A MAN, an apocryphal everyman, is traveling in a strange, imaginary land and in it he meets a stranger traveling the other way. “Excuse me, pilgrim,” he says, “what are the people like in the town ahead of me?” The stranger replies with another question, “What were they like in the town you just left?” “They were kind, hospitable, generous and wise.” “Well, I expect that’s what you’ll find they’re like in the next town,” answers the stranger. What a nice man, thinks the traveler. See, that’s Peter, he’s the traveler, I’m the stranger. I still look at him and feel like a Martian. Over the years I’ve method-acted some sort of learned English version of human, I can do it convincingly so that people are surprised to find that I’m not a native. But I’m not. And the town I’ve just come from was full of incomprehensible, anxiety-inducing social Freemasons talking in tongues, and the one I’m going to will be worse.
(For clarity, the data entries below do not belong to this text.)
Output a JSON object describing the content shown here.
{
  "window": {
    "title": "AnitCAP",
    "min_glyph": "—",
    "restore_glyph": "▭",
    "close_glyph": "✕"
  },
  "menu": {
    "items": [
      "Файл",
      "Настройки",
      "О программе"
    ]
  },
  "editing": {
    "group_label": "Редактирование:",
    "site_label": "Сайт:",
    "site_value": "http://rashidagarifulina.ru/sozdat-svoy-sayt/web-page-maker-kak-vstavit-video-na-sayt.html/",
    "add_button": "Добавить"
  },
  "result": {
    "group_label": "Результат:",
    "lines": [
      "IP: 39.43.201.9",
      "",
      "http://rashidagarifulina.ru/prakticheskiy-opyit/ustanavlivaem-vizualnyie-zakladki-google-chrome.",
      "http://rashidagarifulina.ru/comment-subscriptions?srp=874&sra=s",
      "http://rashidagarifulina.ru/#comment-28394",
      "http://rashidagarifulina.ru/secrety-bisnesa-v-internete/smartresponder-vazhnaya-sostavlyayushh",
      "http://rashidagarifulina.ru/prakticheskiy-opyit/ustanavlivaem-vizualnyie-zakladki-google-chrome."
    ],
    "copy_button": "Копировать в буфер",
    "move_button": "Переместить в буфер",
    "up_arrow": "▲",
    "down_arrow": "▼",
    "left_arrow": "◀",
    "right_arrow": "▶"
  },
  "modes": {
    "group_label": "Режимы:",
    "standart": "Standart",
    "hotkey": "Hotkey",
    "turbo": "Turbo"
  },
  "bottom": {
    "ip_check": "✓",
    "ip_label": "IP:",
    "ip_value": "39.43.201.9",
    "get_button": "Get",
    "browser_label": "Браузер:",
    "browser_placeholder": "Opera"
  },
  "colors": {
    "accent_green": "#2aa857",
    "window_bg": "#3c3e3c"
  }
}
IF YOUD ASKED ME what the most grotesque thing about alcoholism was, I’d have said—indeed, I did say over and over to anyone who asked—and plenty who didn’t—it wasn’t the physical stuff, it wasn’t the sordid, humiliating death stuff . . . it was the sadness. I called it my angst. A suitable august Germanic word for a basement depression that was fathomless and occasionally erupted in gasping panic. And even when locked away, it would seep out and sour every other emotion, like bitters in milk. Alcoholic despair is a thing apart, created by the drink that is a depressant, but also the architect of all the pratfall calamities that fuel it. Alcohol is the only medication the drunk knows and trusts, a perfectly hopeless circle of angst, and it is all powered by a self-loathing that is obsessively stoked and fed. And it’s that—that personally awarded, vainly accepted disgust—that makes it so hard to sympathize with drunks. Nothing you can say or do comes close to the wreaths of guilt we lay at our own cenotaph.

There is something infuriatingly comic about drunk unhappiness, with its operatic tragic warble so out of proportion to the seedy, spivvy slapstick of its reality. From the outside it’s so obvious, so easy to resolve. Just stop. Stop drinking. Stop crying. Go to the dentist. Say sorry. Get a job. Be nice.